Oltre a tutto questo c’è la questione femminile, con la maternità e tutto ciò che ne consegue. Vero e proprio incubo di chi assume. Moltissime giovani donne, prima di essere arruolate in un’azienda vengono sottoposte a interrogatori per capire se hanno intenzione di avere un figlio.

Poi ci si chiede come mai l’Italia è lo stato con meno nascite d’Europa. Questa realtà inquietante ha trasformato le persone in numeri, in oggetti da usare e buttare via. Ci ha riportato indietro nel tempo, quando esistevano i padroni e i servi.

Penso alla dialettica servo-padrone, espressa divinamente da Hegel. Il padrone afferma la propria indipendenza sul servo, ma il servo con il suo lavoro, garantisce la superiorità al padrone. Quindi la subordinazione si rovescia: il padrone diventa servo, perché sopravvive soltanto grazie al lavoro del suo dipendente e il servo diviene padrone, perché senza di lui non ci sarebbe produttività.

Queste idee, partorite oltre 200 anni fa, ma decisamente attuali, dovrebbero essere la scintilla per far scattare il cambiamento, l’inversione di tendenza e soprattutto l’indignazione dei lavoratori. Perché poca sicurezza, pochi diritti e molti doveri sono i principali ingredienti dell’oppressione.

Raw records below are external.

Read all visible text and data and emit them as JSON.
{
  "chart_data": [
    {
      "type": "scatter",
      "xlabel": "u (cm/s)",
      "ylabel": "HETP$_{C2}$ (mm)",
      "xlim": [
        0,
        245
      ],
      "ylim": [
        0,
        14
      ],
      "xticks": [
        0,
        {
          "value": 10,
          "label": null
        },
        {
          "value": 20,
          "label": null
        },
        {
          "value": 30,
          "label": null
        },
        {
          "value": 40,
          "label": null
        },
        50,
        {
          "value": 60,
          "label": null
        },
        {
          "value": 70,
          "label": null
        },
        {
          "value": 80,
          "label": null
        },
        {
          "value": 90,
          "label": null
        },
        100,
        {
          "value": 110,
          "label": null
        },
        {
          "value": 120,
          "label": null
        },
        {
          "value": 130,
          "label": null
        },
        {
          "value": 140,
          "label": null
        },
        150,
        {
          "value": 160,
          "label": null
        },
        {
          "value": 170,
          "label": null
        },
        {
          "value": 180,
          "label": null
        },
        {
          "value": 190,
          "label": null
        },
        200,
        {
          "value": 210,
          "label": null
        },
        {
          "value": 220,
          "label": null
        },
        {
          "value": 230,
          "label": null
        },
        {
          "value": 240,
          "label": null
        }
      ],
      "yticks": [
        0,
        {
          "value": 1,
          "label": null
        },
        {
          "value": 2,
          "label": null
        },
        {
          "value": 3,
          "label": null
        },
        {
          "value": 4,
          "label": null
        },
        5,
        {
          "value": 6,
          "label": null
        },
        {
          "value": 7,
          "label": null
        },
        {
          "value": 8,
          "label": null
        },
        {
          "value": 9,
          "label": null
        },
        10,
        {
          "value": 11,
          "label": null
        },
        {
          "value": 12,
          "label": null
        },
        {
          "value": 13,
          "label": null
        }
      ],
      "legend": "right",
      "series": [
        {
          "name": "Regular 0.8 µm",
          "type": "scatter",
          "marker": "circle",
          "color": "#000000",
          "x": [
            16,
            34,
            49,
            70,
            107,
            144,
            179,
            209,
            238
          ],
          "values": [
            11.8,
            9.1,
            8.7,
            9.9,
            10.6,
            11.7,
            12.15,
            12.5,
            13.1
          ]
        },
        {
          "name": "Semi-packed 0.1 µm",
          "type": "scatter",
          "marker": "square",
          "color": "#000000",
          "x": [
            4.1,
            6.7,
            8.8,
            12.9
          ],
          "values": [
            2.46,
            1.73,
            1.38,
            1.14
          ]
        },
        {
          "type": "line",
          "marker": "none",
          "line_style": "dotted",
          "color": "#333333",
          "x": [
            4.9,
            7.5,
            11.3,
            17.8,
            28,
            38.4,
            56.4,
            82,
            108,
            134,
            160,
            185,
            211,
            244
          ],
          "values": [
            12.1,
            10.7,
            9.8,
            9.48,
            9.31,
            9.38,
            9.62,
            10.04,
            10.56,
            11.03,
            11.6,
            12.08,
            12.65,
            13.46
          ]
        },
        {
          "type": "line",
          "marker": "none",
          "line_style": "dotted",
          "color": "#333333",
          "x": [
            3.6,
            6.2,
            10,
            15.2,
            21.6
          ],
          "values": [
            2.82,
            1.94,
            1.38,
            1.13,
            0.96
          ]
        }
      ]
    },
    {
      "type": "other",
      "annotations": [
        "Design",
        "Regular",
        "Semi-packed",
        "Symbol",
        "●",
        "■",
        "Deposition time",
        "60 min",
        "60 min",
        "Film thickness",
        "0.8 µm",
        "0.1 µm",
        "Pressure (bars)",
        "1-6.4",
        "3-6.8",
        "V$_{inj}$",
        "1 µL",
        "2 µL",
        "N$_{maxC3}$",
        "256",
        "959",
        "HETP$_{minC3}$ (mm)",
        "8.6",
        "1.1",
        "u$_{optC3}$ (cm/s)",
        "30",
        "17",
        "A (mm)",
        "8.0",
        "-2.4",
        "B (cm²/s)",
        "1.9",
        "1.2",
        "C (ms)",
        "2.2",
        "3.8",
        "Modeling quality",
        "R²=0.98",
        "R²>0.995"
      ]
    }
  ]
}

Tutto questo e molto altro racconta che il capitalismo moderno sta per implodere, distrutto dai suoi stessi principi: profitto ad ogni costo, accumulo di ricchezze, sfruttamento e iperproduzione. Occorre ripensare e proporre velocemente un’altra ricetta economica per garantire equità, giustizia sociale e benessere.

L’unico binario percorribile per inseguire un futuro migliore e regalare alle nuove generazioni un mondo del lavoro diverso è la legalità, la dignità e il rispetto della vita. Ideali limpidi da proteggere e rivendicare ad ogni costo.